Things continue to change as a result of COVID-19, including in the workplace, raising questions for employees who continue to work and employees who are out of work as a result of steps to contain the virus. Here are a few frequently asked questions.
Employers are significantly changing their business model or temporarily closing to reduce the spread of COVID-19, including a number of industries closed by government order. As a result, many employees are facing reduced paychecks, whether it is a reduction in hours or time off work. Unemployment benefits may be available to cover some of your reduced income.
If your employer closed or reduced your hours because of COVID-19, you are eligible to file a claim for unemployment benefits. You can apply for unemployment benefits even if you continue to work, but your hours or pay has been reduced. You can also apply if your employer reduced your hours to zero without terminating your employment.
The best way to file a claim is online, by clicking here. It is important you file as soon as possible. You are only eligible to receive benefits after your application. They are not available retroactively.

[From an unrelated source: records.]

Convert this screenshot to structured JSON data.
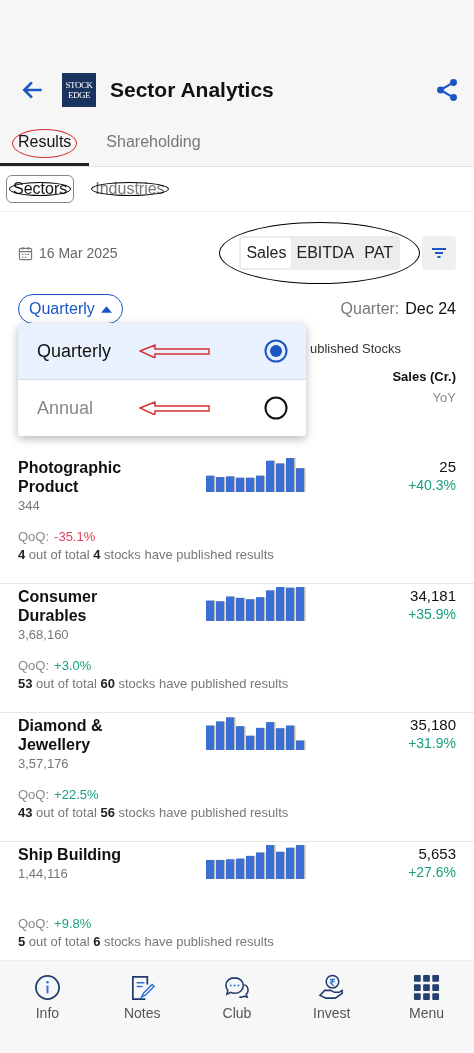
{
  "header": {
    "title": "Sector Analytics",
    "logo_lines": [
      "STOCK",
      "EDGE"
    ]
  },
  "tabs": [
    {
      "label": "Results",
      "selected": true,
      "circled": true
    },
    {
      "label": "Shareholding",
      "selected": false
    }
  ],
  "chips": [
    {
      "label": "Sectors",
      "selected": true,
      "circled": true
    },
    {
      "label": "Industries",
      "selected": false,
      "circled": true
    }
  ],
  "date": "16 Mar 2025",
  "metrics": {
    "circled": true,
    "options": [
      {
        "label": "Sales",
        "selected": true
      },
      {
        "label": "EBITDA",
        "selected": false
      },
      {
        "label": "PAT",
        "selected": false
      }
    ]
  },
  "period": {
    "label": "Quarterly",
    "expanded": true
  },
  "quarter": {
    "label": "Quarter:",
    "value": "Dec 24"
  },
  "published_note": "ublished Stocks",
  "dropdown": [
    {
      "label": "Quarterly",
      "selected": true,
      "arrow": true
    },
    {
      "label": "Annual",
      "selected": false,
      "arrow": true
    }
  ],
  "column_header": {
    "title": "Sales (Cr.)",
    "subtitle": "YoY"
  },
  "rows": [
    {
      "name": "Photographic Product",
      "value": "344",
      "sales": "25",
      "yoy": "+40.3%",
      "qoq_label": "QoQ:",
      "qoq": "-35.1%",
      "color": "#e0405a",
      "note": "**4** out of total **4** stocks have published results"
    },
    {
      "name": "Consumer Durables",
      "value": "3,68,160",
      "sales": "34,181",
      "yoy": "+35.9%",
      "qoq_label": "QoQ:",
      "qoq": "+3.0%",
      "color": "#17a07f",
      "note": "**53** out of total **60** stocks have published results"
    },
    {
      "name": "Diamond & Jewellery",
      "value": "3,57,176",
      "sales": "35,180",
      "yoy": "+31.9%",
      "qoq_label": "QoQ:",
      "qoq": "+22.5%",
      "color": "#17a07f",
      "note": "**43** out of total **56** stocks have published results"
    },
    {
      "name": "Ship Building",
      "value": "1,44,116",
      "sales": "5,653",
      "yoy": "+27.6%",
      "qoq_label": "QoQ:",
      "qoq": "+9.8%",
      "color": "#17a07f",
      "note": "**5** out of total **6** stocks have published results"
    }
  ],
  "nav": [
    {
      "label": "Info",
      "kind": "info"
    },
    {
      "label": "Notes",
      "kind": "notes"
    },
    {
      "label": "Club",
      "kind": "club"
    },
    {
      "label": "Invest",
      "kind": "invest"
    },
    {
      "label": "Menu",
      "kind": "menu"
    }
  ]
}
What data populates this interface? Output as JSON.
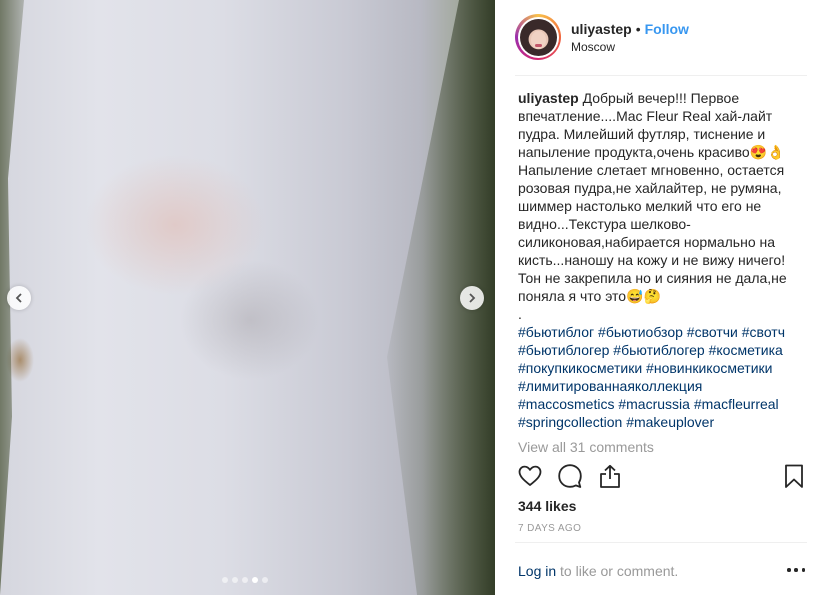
{
  "post": {
    "username": "uliyastep",
    "bullet": "•",
    "follow_label": "Follow",
    "location": "Moscow"
  },
  "caption": {
    "username": "uliyastep",
    "lines": [
      "Добрый вечер!!! Первое",
      "впечатление....Mac Fleur Real хай-лайт",
      "пудра. Милейший футляр, тиснение и",
      "напыление продукта,очень красиво😍👌",
      "Напыление слетает мгновенно, остается",
      "розовая пудра,не хайлайтер, не румяна,",
      "шиммер настолько мелкий что его не",
      "видно...Текстура шелково-",
      "силиконовая,набирается нормально на",
      "кисть...наношу на кожу и не вижу ничего!",
      "Тон не закрепила но и сияния не дала,не",
      "поняла я что это😅🤔",
      "."
    ],
    "hashtag_lines": [
      [
        "#бьютиблог",
        "#бьютиобзор",
        "#свотчи",
        "#свотч"
      ],
      [
        "#бьютиблогер",
        "#бьютиблогер",
        "#косметика"
      ],
      [
        "#покупкикосметики",
        "#новинкикосметики"
      ],
      [
        "#лимитированнаяколлекция"
      ],
      [
        "#maccosmetics",
        "#macrussia",
        "#macfleurreal"
      ],
      [
        "#springcollection",
        "#makeuplover"
      ]
    ]
  },
  "comments": {
    "view_all_label": "View all 31 comments"
  },
  "actions": {
    "like_icon": "heart-icon",
    "comment_icon": "comment-icon",
    "share_icon": "share-icon",
    "save_icon": "bookmark-icon"
  },
  "likes_label": "344 likes",
  "time_label": "7 DAYS AGO",
  "footer": {
    "login_label": "Log in",
    "login_suffix": " to like or comment."
  },
  "carousel": {
    "total": 5,
    "active_index": 3
  },
  "colors": {
    "link_blue": "#3897f0",
    "hashtag_blue": "#003569",
    "muted": "#999999"
  }
}
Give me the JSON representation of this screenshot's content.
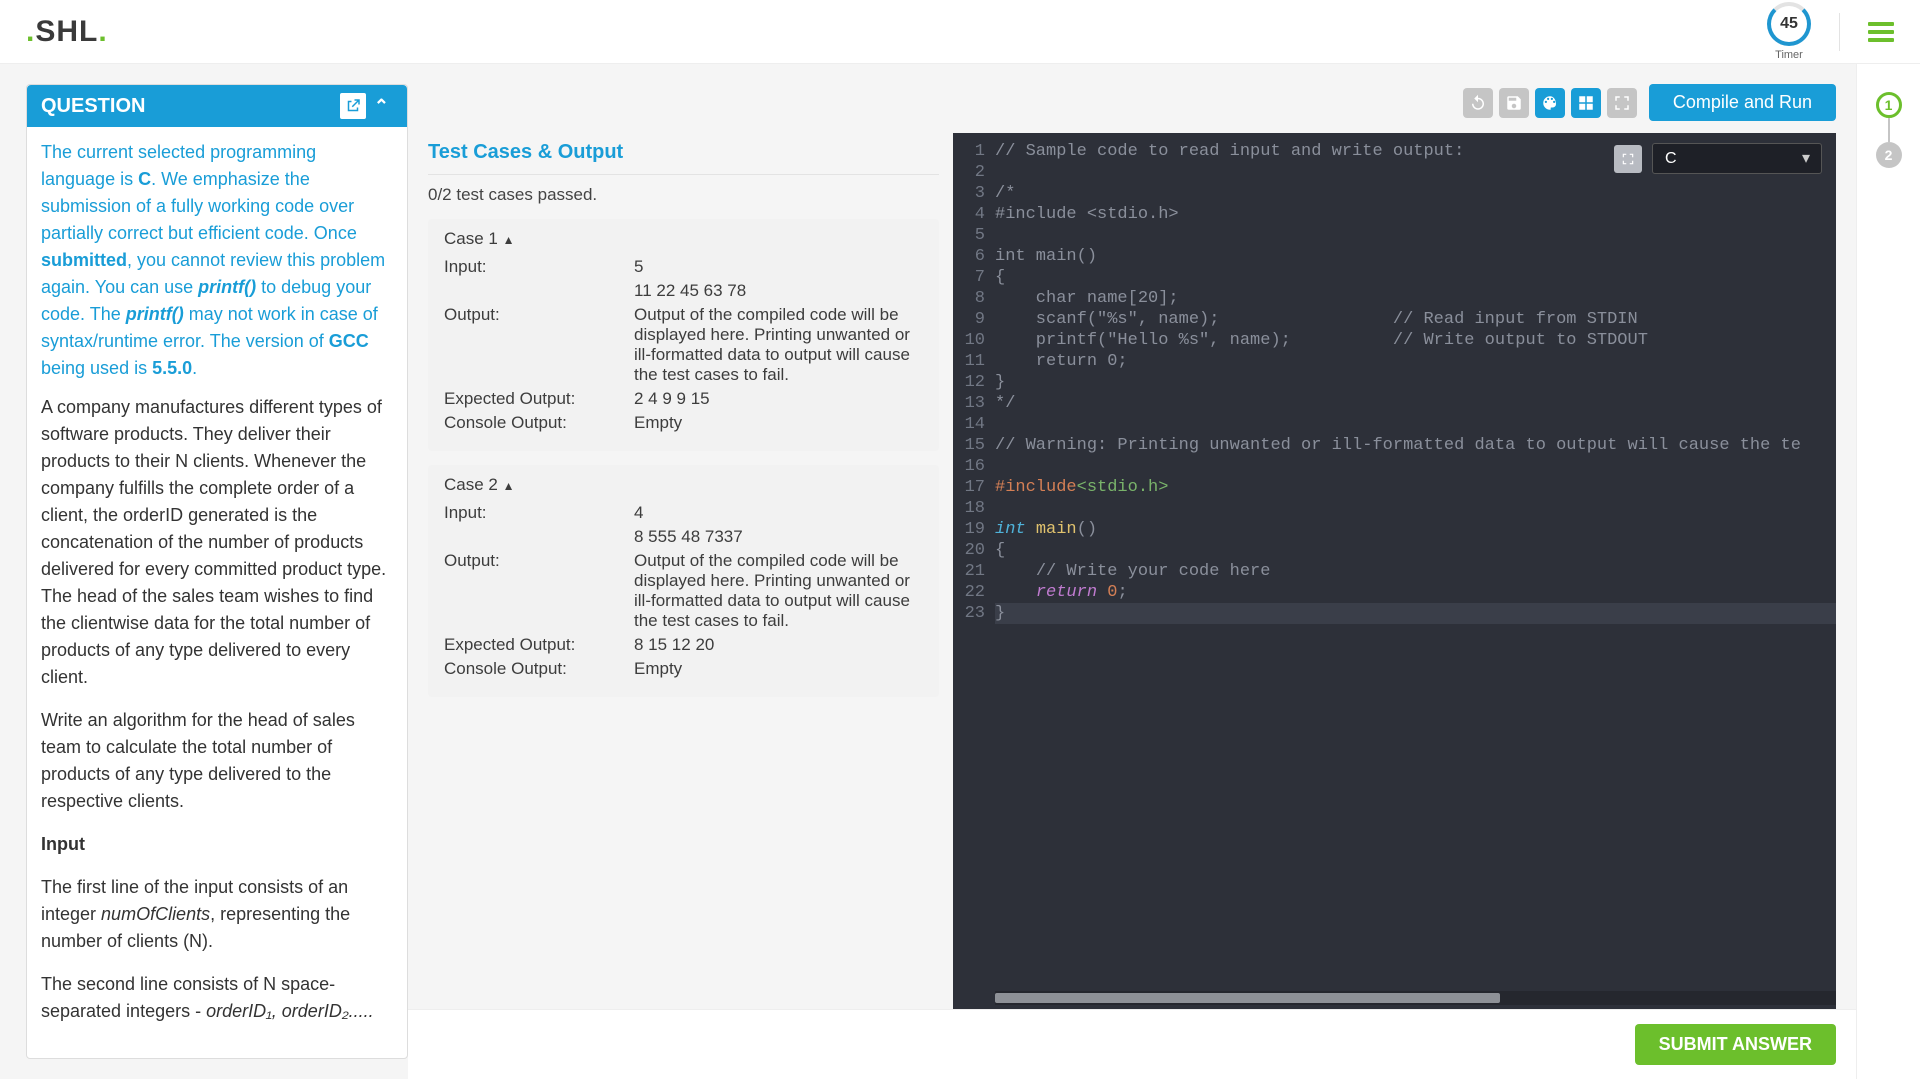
{
  "header": {
    "brand_pre_dot": ".",
    "brand_text": "SHL",
    "brand_post_dot": ".",
    "timer_value": "45",
    "timer_label": "Timer"
  },
  "toolbar": {
    "compile_label": "Compile and Run"
  },
  "question": {
    "header": "QUESTION",
    "intro_html": "The current selected programming language is <b>C</b>. We emphasize the submission of a fully working code over partially correct but efficient code. Once <b>submitted</b>, you cannot review this problem again. You can use <span class='fn'>printf()</span> to debug your code. The <span class='fn'>printf()</span> may not work in case of syntax/runtime error. The version of <b>GCC</b> being used is <b>5.5.0</b>.",
    "desc_p1": "A company manufactures different types of software products. They deliver their products to their N clients. Whenever the company fulfills the complete order of a client, the orderID generated is the concatenation of the number of products delivered for every committed product type. The head of the sales team wishes to find the clientwise data for the total number of products of any type delivered to every client.",
    "desc_p2": "Write an algorithm for the head of sales team to calculate the total number of products of any type delivered to the respective clients.",
    "input_title": "Input",
    "input_l1_pre": "The first line of the input consists of an integer ",
    "input_l1_em": "numOfClients",
    "input_l1_post": ", representing the number of clients (N).",
    "input_l2_pre": "The second line consists of N space-separated integers - ",
    "input_l2_em": "orderID₁, orderID₂.....",
    "input_l2_post": ""
  },
  "tests": {
    "title": "Test Cases & Output",
    "summary": "0/2 test cases passed.",
    "cases": [
      {
        "name": "Case 1",
        "input_l1": "5",
        "input_l2": "11 22 45 63 78",
        "output_msg": "Output of the compiled code will be displayed here. Printing unwanted or ill-formatted data to output will cause the test cases to fail.",
        "expected": "2 4 9 9 15",
        "console": "Empty"
      },
      {
        "name": "Case 2",
        "input_l1": "4",
        "input_l2": "8 555 48 7337",
        "output_msg": "Output of the compiled code will be displayed here. Printing unwanted or ill-formatted data to output will cause the test cases to fail.",
        "expected": "8 15 12 20",
        "console": "Empty"
      }
    ],
    "labels": {
      "input": "Input:",
      "output": "Output:",
      "expected": "Expected Output:",
      "console": "Console Output:"
    }
  },
  "editor": {
    "language": "C",
    "lines": [
      "// Sample code to read input and write output:",
      "",
      "/*",
      "#include <stdio.h>",
      "",
      "int main()",
      "{",
      "    char name[20];",
      "    scanf(\"%s\", name);                 // Read input from STDIN",
      "    printf(\"Hello %s\", name);          // Write output to STDOUT",
      "    return 0;",
      "}",
      "*/",
      "",
      "// Warning: Printing unwanted or ill-formatted data to output will cause the te",
      "",
      "#include<stdio.h>",
      "",
      "int main()",
      "{",
      "    // Write your code here",
      "    return 0;",
      "}"
    ]
  },
  "footer": {
    "submit_label": "SUBMIT ANSWER"
  },
  "rail": {
    "steps": [
      "1",
      "2"
    ]
  }
}
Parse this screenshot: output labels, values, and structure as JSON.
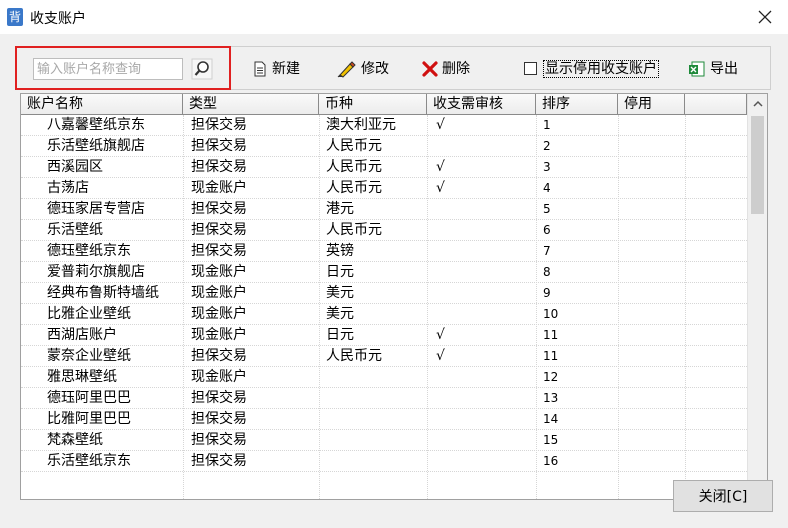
{
  "window": {
    "title": "收支账户",
    "icon_glyph": "背"
  },
  "toolbar": {
    "search_placeholder": "输入账户名称查询",
    "new_label": "新建",
    "edit_label": "修改",
    "delete_label": "删除",
    "show_disabled_label": "显示停用收支账户",
    "show_disabled_checked": false,
    "export_label": "导出"
  },
  "table": {
    "columns": [
      "账户名称",
      "类型",
      "币种",
      "收支需审核",
      "排序",
      "停用"
    ],
    "rows": [
      [
        "八嘉馨壁纸京东",
        "担保交易",
        "澳大利亚元",
        "√",
        "1",
        ""
      ],
      [
        "乐活壁纸旗舰店",
        "担保交易",
        "人民币元",
        "",
        "2",
        ""
      ],
      [
        "西溪园区",
        "担保交易",
        "人民币元",
        "√",
        "3",
        ""
      ],
      [
        "古荡店",
        "现金账户",
        "人民币元",
        "√",
        "4",
        ""
      ],
      [
        "德珏家居专营店",
        "担保交易",
        "港元",
        "",
        "5",
        ""
      ],
      [
        "乐活壁纸",
        "担保交易",
        "人民币元",
        "",
        "6",
        ""
      ],
      [
        "德珏壁纸京东",
        "担保交易",
        "英镑",
        "",
        "7",
        ""
      ],
      [
        "爱普莉尔旗舰店",
        "现金账户",
        "日元",
        "",
        "8",
        ""
      ],
      [
        "经典布鲁斯特墙纸",
        "现金账户",
        "美元",
        "",
        "9",
        ""
      ],
      [
        "比雅企业壁纸",
        "现金账户",
        "美元",
        "",
        "10",
        ""
      ],
      [
        "西湖店账户",
        "现金账户",
        "日元",
        "√",
        "11",
        ""
      ],
      [
        "蒙奈企业壁纸",
        "担保交易",
        "人民币元",
        "√",
        "11",
        ""
      ],
      [
        "雅思琳壁纸",
        "现金账户",
        "",
        "",
        "12",
        ""
      ],
      [
        "德珏阿里巴巴",
        "担保交易",
        "",
        "",
        "13",
        ""
      ],
      [
        "比雅阿里巴巴",
        "担保交易",
        "",
        "",
        "14",
        ""
      ],
      [
        "梵森壁纸",
        "担保交易",
        "",
        "",
        "15",
        ""
      ],
      [
        "乐活壁纸京东",
        "担保交易",
        "",
        "",
        "16",
        ""
      ]
    ]
  },
  "footer": {
    "close_label": "关闭[C]"
  },
  "colors": {
    "highlight": "#e02020",
    "delete_icon": "#d01010",
    "export_icon": "#1e8a3a"
  }
}
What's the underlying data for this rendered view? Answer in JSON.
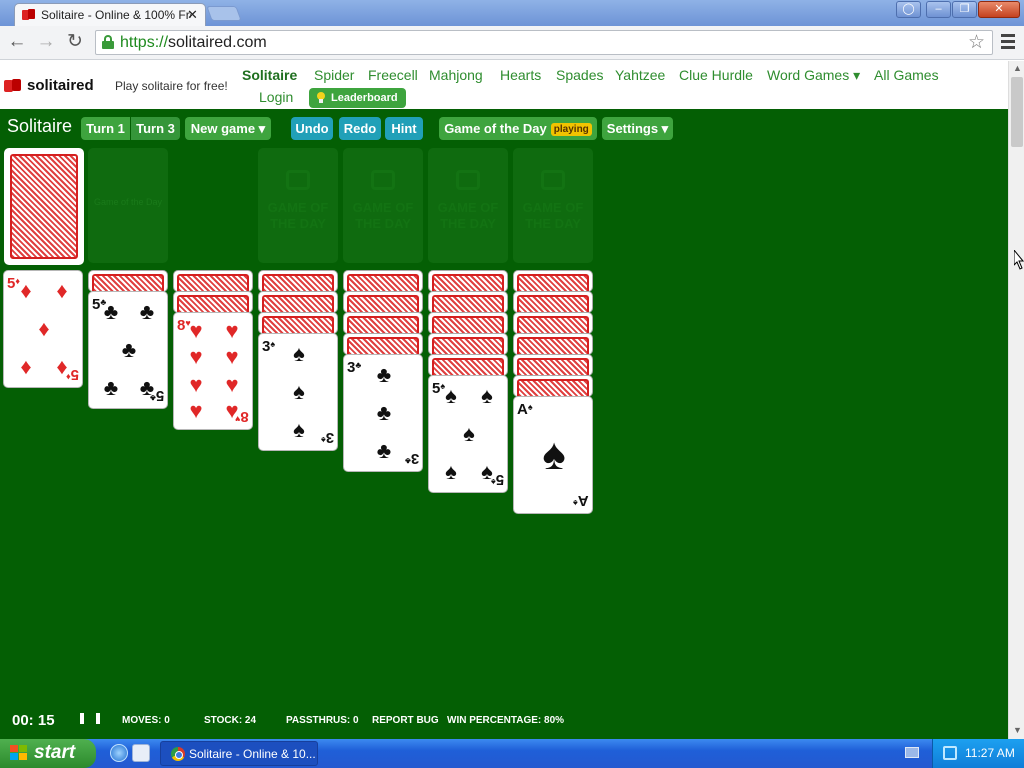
{
  "browser": {
    "tab_title": "Solitaire - Online & 100% Fre",
    "tab_close": "✕",
    "url_scheme": "https://",
    "url_host": "solitaired.com",
    "window_buttons": [
      "◯",
      "–",
      "❐",
      "✕"
    ]
  },
  "site": {
    "logo_text": "solitaired",
    "tagline": "Play solitaire for free!",
    "nav": [
      "Solitaire",
      "Spider",
      "Freecell",
      "Mahjong",
      "Hearts",
      "Spades",
      "Yahtzee",
      "Clue Hurdle",
      "Word Games ▾",
      "All Games"
    ],
    "login": "Login",
    "leaderboard": "Leaderboard"
  },
  "game": {
    "name": "Solitaire",
    "buttons": {
      "turn1": "Turn 1",
      "turn3": "Turn 3",
      "new_game": "New game ▾",
      "undo": "Undo",
      "redo": "Redo",
      "hint": "Hint",
      "game_of_day": "Game of the Day",
      "playing": "playing",
      "settings": "Settings ▾"
    },
    "foundation_watermark": "GAME OF THE DAY",
    "waste_watermark": "Game of the Day",
    "tableau": [
      {
        "hidden": 0,
        "face": {
          "rank": "5",
          "suit": "♦",
          "color": "red"
        }
      },
      {
        "hidden": 1,
        "face": {
          "rank": "5",
          "suit": "♣",
          "color": "black"
        }
      },
      {
        "hidden": 2,
        "face": {
          "rank": "8",
          "suit": "♥",
          "color": "red"
        }
      },
      {
        "hidden": 3,
        "face": {
          "rank": "3",
          "suit": "♠",
          "color": "black"
        }
      },
      {
        "hidden": 4,
        "face": {
          "rank": "3",
          "suit": "♣",
          "color": "black"
        }
      },
      {
        "hidden": 5,
        "face": {
          "rank": "5",
          "suit": "♠",
          "color": "black"
        }
      },
      {
        "hidden": 6,
        "face": {
          "rank": "A",
          "suit": "♠",
          "color": "black"
        }
      }
    ]
  },
  "status": {
    "timer": "00: 15",
    "moves": "MOVES: 0",
    "stock": "STOCK: 24",
    "passthrus": "PASSTHRUS: 0",
    "report_bug": "REPORT BUG",
    "win_pct": "WIN PERCENTAGE: 80%"
  },
  "taskbar": {
    "start": "start",
    "task_label": "Solitaire - Online & 10...",
    "clock": "11:27 AM"
  },
  "colors": {
    "felt": "#045f04",
    "green_button": "#3ea43e",
    "teal_button": "#21a0b8",
    "card_red": "#e02828"
  }
}
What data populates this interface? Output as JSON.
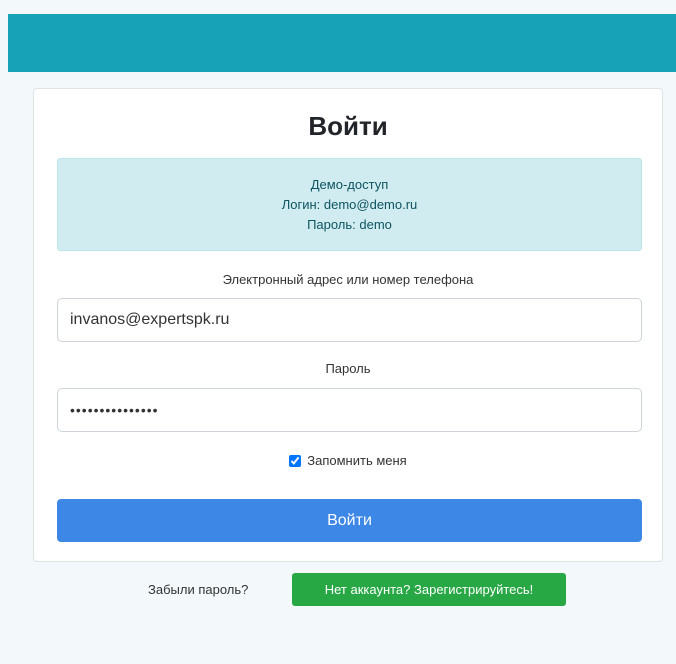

You might also have more success trying to file your claim online late at night or very early in the morning.
You should use the “Save & Finish Later” button to make sure you do not lose your progress when applying.
You can also call 303-318-9000 or 1-800-388-5515, but be prepared to hold for a long time.
The coronavirus does not give employers license to use it as an excuse to violate laws prohibiting discrimination or retaliation, discussed elsewhere on our website. If you believe your employer has used the pandemic as an excuse to cover up for unlawful discrimination, retaliation or harassment, please contact us or call us at (303) 831-4750.
The Colorado legislature passed the Health Families and Workplaces Act (HWFA). It requires that employers must pay one hour of paid leave for every 30 hours worked with a maximum of 48 hours per year. The HWFA requires employers to allow employees to use paid medical leave to care for their own mental or physical illness that prevents work; to obtaining medical diagnosis, care, or treatment; due to being a victim of domestic abuse or sexual assault; to care for a family member; and due to a public health emergency where a public official closed the place of business or a child’s school or place of care that requires an employee to care for the child.
In addition, during a public health emergency, employers must immediately provide each employee additional paid leave. The employer must provide 80 hours of paid leave for employees working 40 or more hours per week. For employees working less than 40 hours per week, the number of hours the employee is scheduled for work in the upcoming 14 day period or the actually worked average of the prior 14 days. Employers are eligible to use this leave to self isolate based on experiencing the symptoms of COVID-19; seek diagnosis or treatment; when they are unable to work due to a health condition that increases their susceptibility or risk of COVID-19; caring for a child or other family member with symptoms of COVID-19 or a diagnosis of COVID-19.
It applies to all employees in all industries, except employers with 15 or fewer employers or employers that provide equivalent or more generous paid leave under a collective bargaining agreement.
For more information, the Colorado Department of Labor has created an information sheet that is available here. Your employer must have a poster displayed informing you of these rights.
Yes, according to the Equal Employment Opportunity Commission. Because COVID-19 is a pandemic, employers are permitted to ask employees if they are experiencing symptoms of COVID-19, including taking an employees’ temperature.
It is important to remember that Colorado and federal employment laws remain in full effect. The Family and Medical Leave Act (FMLA) gives certain employees the right to 12 weeks of leave for their own serious health condition or to care for a family member with a serious health condition. Individuals who need to care for family members with COVID-19 may qualify for protection under the Family and Medical Leave Act. If you believe you have been denied your rights under the FMLA, please contact us or call us at (303) 831-4750.
The Colorado legislature passed the Health Families and Workplaces Act (HWFA). The HWFA allows leave to care for a child or other family member with symptoms of COVID-19 or a diagnosis of COVID-19. For more information, the Colorado Department of Labor has created an information sheet that is available here.
The Equal Employment Opportunity Commission maintains an FAQ on its website that is available here. The FAQ addresses requirements an employer must follow under federal anti-discrimination law.